I thought he was crazy. “You mean, ‘Please, kind Sir, can I helpeth you,’ sort of thing with a bright smile, while he’s creeping around like a dirty roach?”

“You never know,” Kevin said, shaking a brown finger at me and smiling.

“Maybe he dropped a cufflink the last time he was here, and he’s looking for it.

Sometimes people do surprise you.”

“Yeah right, I bet he’d surprise me. I say we sneak up behind him and kick his ass so hard his head smashes in through the window.”

“Nell!” Kevin said, stepping back and looking at me in astonishment.

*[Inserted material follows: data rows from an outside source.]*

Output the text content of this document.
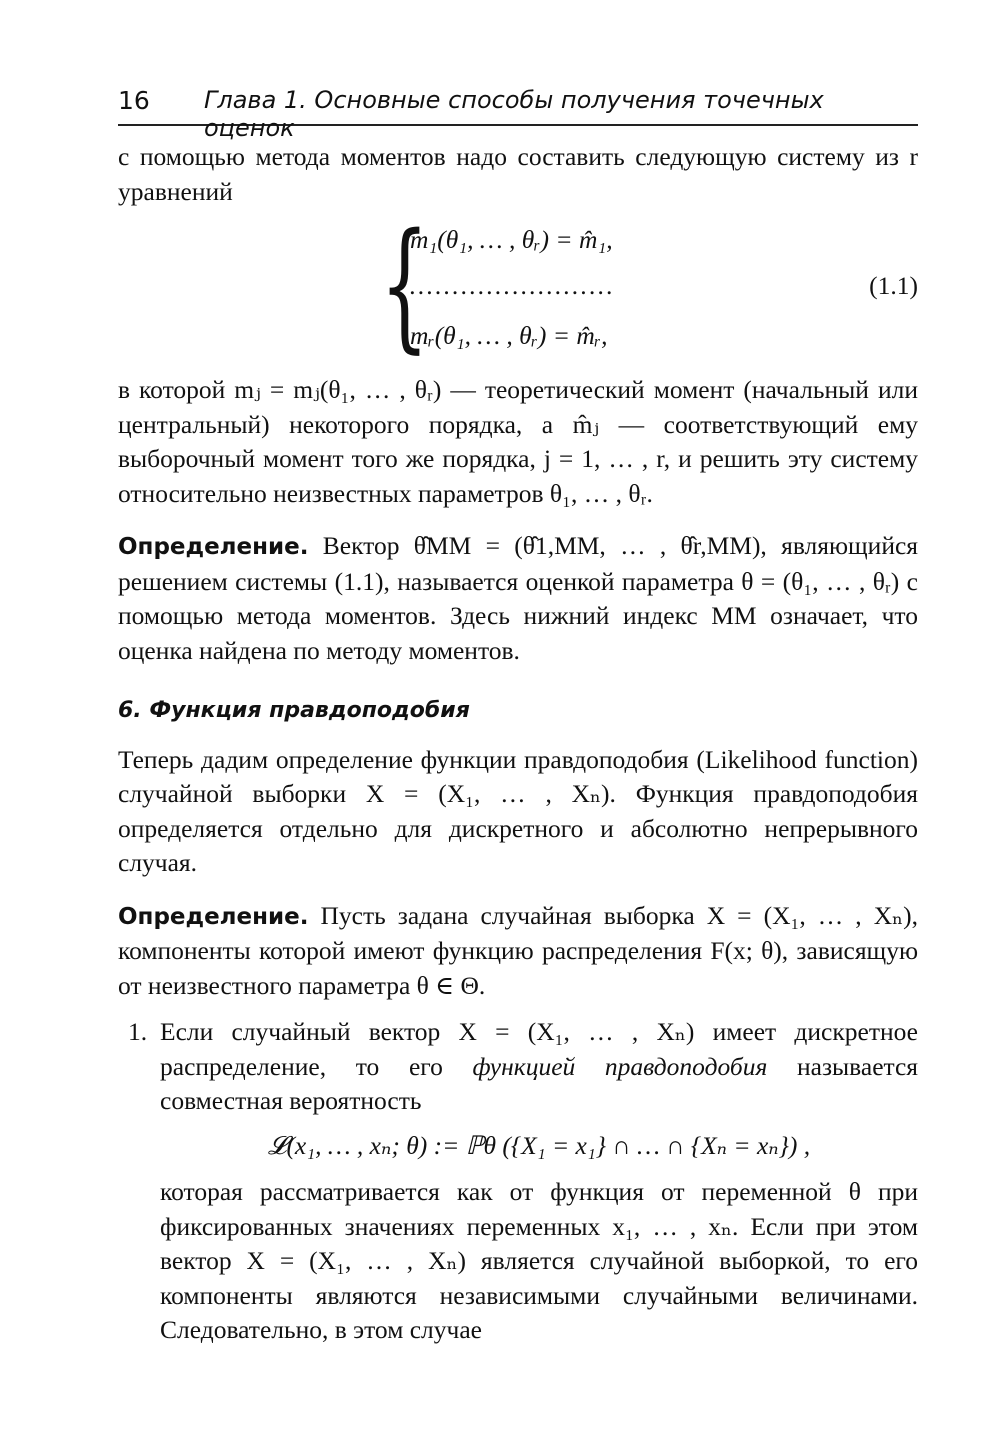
16 Глава 1. Основные способы получения точечных оценок

с помощью метода моментов надо составить следующую систему из r уравнений

{
m₁(θ₁, … , θᵣ) = m̂₁,
……………………
mᵣ(θ₁, … , θᵣ) = m̂ᵣ,
(1.1)

в которой mⱼ = mⱼ(θ₁, … , θᵣ) — теоретический момент (начальный или центральный) некоторого порядка, а m̂ⱼ — соответствующий ему выборочный момент того же порядка, j = 1, … , r, и решить эту систему относительно неизвестных параметров θ₁, … , θᵣ.

Определение. Вектор θ̂MM = (θ̂1,MM, … , θ̂r,MM), являющийся решением системы (1.1), называется оценкой параметра θ = (θ₁, … , θᵣ) с помощью метода моментов. Здесь нижний индекс MM означает, что оценка найдена по методу моментов.

6. Функция правдоподобия

Теперь дадим определение функции правдоподобия (Likelihood function) случайной выборки X = (X₁, … , Xₙ). Функция правдоподобия определяется отдельно для дискретного и абсолютно непрерывного случая.

Определение. Пусть задана случайная выборка X = (X₁, … , Xₙ), компоненты которой имеют функцию распределения F(x; θ), зависящую от неизвестного параметра θ ∈ Θ.

1. Если случайный вектор X = (X₁, … , Xₙ) имеет дискретное распределение, то его функцией правдоподобия называется совместная вероятность

𝓛(x₁, … , xₙ; θ) := ℙθ ({X₁ = x₁} ∩ … ∩ {Xₙ = xₙ}) ,

которая рассматривается как от функция от переменной θ при фиксированных значениях переменных x₁, … , xₙ. Если при этом вектор X = (X₁, … , Xₙ) является случайной выборкой, то его компоненты являются независимыми случайными величинами. Следовательно, в этом случае
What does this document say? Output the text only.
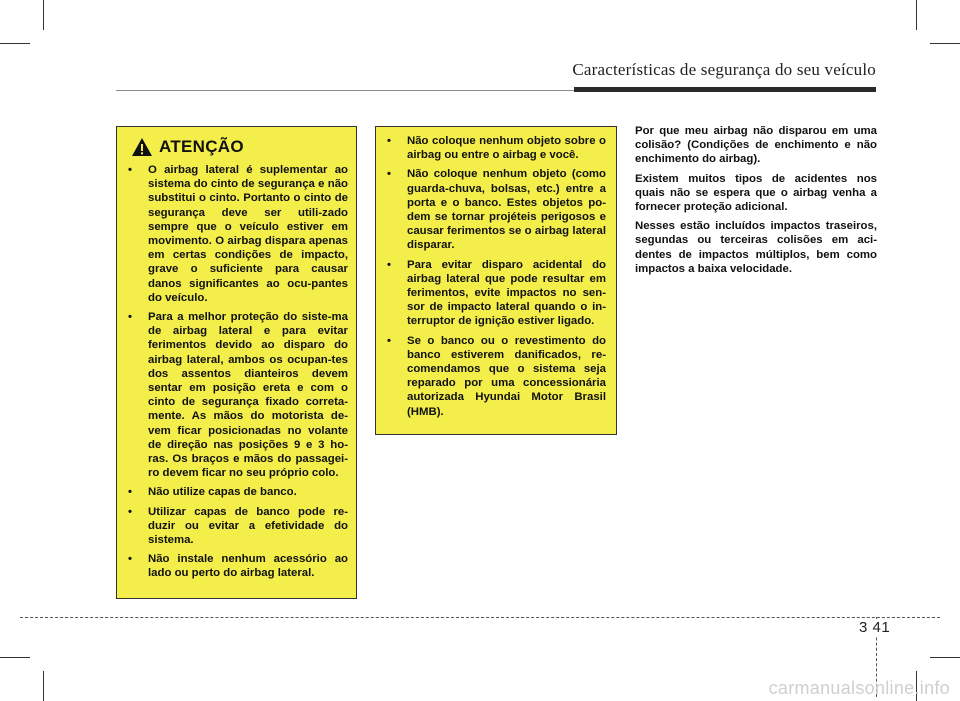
Características de segurança do seu veículo
ATENÇÃO
• O airbag lateral é suplementar ao sistema do cinto de segurança e não substitui o cinto. Portanto o cinto de segurança deve ser utili-zado sempre que o veículo estiver em movimento. O airbag dispara apenas em certas condições de impacto, grave o suficiente para causar danos significantes ao ocu-pantes do veículo.
• Para a melhor proteção do siste-ma de airbag lateral e para evitar ferimentos devido ao disparo do airbag lateral, ambos os ocupan-tes dos assentos dianteiros devem sentar em posição ereta e com o cinto de segurança fixado correta-mente. As mãos do motorista de-vem ficar posicionadas no volante de direção nas posições 9 e 3 ho-ras. Os braços e mãos do passagei-ro devem ficar no seu próprio colo.
• Não utilize capas de banco.
• Utilizar capas de banco pode re-duzir ou evitar a efetividade do sistema.
• Não instale nenhum acessório ao lado ou perto do airbag lateral.
• Não coloque nenhum objeto sobre o airbag ou entre o airbag e você.
• Não coloque nenhum objeto (como guarda-chuva, bolsas, etc.) entre a porta e o banco. Estes objetos po-dem se tornar projéteis perigosos e causar ferimentos se o airbag lateral disparar.
• Para evitar disparo acidental do airbag lateral que pode resultar em ferimentos, evite impactos no sen-sor de impacto lateral quando o in-terruptor de ignição estiver ligado.
• Se o banco ou o revestimento do banco estiverem danificados, re-comendamos que o sistema seja reparado por uma concessionária autorizada Hyundai Motor Brasil (HMB).

Por que meu airbag não disparou em uma colisão? (Condições de enchimento e não enchimento do airbag).

Existem muitos tipos de acidentes nos quais não se espera que o airbag venha a fornecer proteção adicional.

Nesses estão incluídos impactos traseiros, segundas ou terceiras colisões em aci-dentes de impactos múltiplos, bem como impactos a baixa velocidade.

3 41
carmanualsonline.info
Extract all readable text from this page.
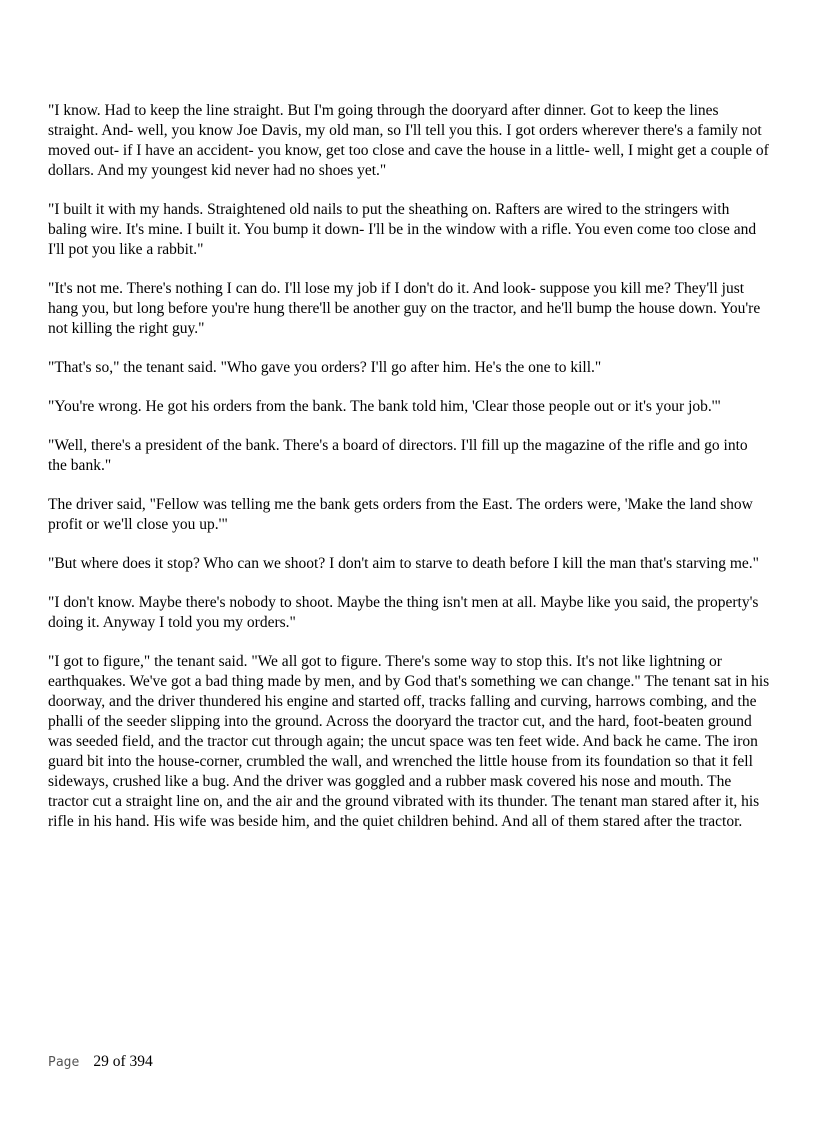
"I know. Had to keep the line straight. But I'm going through the dooryard after dinner. Got to keep the lines straight. And- well, you know Joe Davis, my old man, so I'll tell you this. I got orders wherever there's a family not moved out- if I have an accident- you know, get too close and cave the house in a little- well, I might get a couple of dollars. And my youngest kid never had no shoes yet."

"I built it with my hands. Straightened old nails to put the sheathing on. Rafters are wired to the stringers with baling wire. It's mine. I built it. You bump it down- I'll be in the window with a rifle. You even come too close and I'll pot you like a rabbit."

"It's not me. There's nothing I can do. I'll lose my job if I don't do it. And look- suppose you kill me? They'll just hang you, but long before you're hung there'll be another guy on the tractor, and he'll bump the house down. You're not killing the right guy."

"That's so," the tenant said. "Who gave you orders? I'll go after him. He's the one to kill."

"You're wrong. He got his orders from the bank. The bank told him, 'Clear those people out or it's your job.'"

"Well, there's a president of the bank. There's a board of directors. I'll fill up the magazine of the rifle and go into the bank."

The driver said, "Fellow was telling me the bank gets orders from the East. The orders were, 'Make the land show profit or we'll close you up.'"

"But where does it stop? Who can we shoot? I don't aim to starve to death before I kill the man that's starving me."

"I don't know. Maybe there's nobody to shoot. Maybe the thing isn't men at all. Maybe like you said, the property's doing it. Anyway I told you my orders."

"I got to figure," the tenant said. "We all got to figure. There's some way to stop this. It's not like lightning or earthquakes. We've got a bad thing made by men, and by God that's something we can change." The tenant sat in his doorway, and the driver thundered his engine and started off, tracks falling and curving, harrows combing, and the phalli of the seeder slipping into the ground. Across the dooryard the tractor cut, and the hard, foot-beaten ground was seeded field, and the tractor cut through again; the uncut space was ten feet wide. And back he came. The iron guard bit into the house-corner, crumbled the wall, and wrenched the little house from its foundation so that it fell sideways, crushed like a bug. And the driver was goggled and a rubber mask covered his nose and mouth. The tractor cut a straight line on, and the air and the ground vibrated with its thunder. The tenant man stared after it, his rifle in his hand. His wife was beside him, and the quiet children behind. And all of them stared after the tractor.

Page 29 of 394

“It’s a joke,” I said. “Jeez, Kevin, just because I got curly hair and dimples doesn’t mean I’m a sickly putrid angel. I got an idea. We can follow him home and spy on him. He’s so evil, maybe we can find out something, like he’s got a dead body in his bathtub, and we can blackmail him and…”

Kevin looked more and more uncomfortable.

“Look,” I said, “I know what that evil Kwilp man is doing. He’s spying to find out what Gramps did with the money. As soon as he finds out that Gramps did something boneheaded and bought a fake antique souvenir that doesn’t do anything

except sit on a table and smell like mold, and there’s no possible way Gramps can ever make any money or pay back anything, what do you think he’ll do? He come storming in here and it’ll be all over for Gramps. He’ll…”

It was Gramps screaming in the kitchen. It was a horrible, loud, gravelly scream, and it ended in a squeak and a thump and then silence. Kevin and I stared at each other for one half of a second, and then turned and ran to the kitchen.

Chapter 4: Mist and Antlers

The kitchen was empty. Gramps wasn’t in it. I didn’t understand. He couldn’t have walked out, because Kevin and I had been standing right outside the door and we would have seen him. My first thought was, that nasty spy must have opened the window, reached in, and snagged Gramps, pulling him out. But the window was still closed, and it was locked on the inside.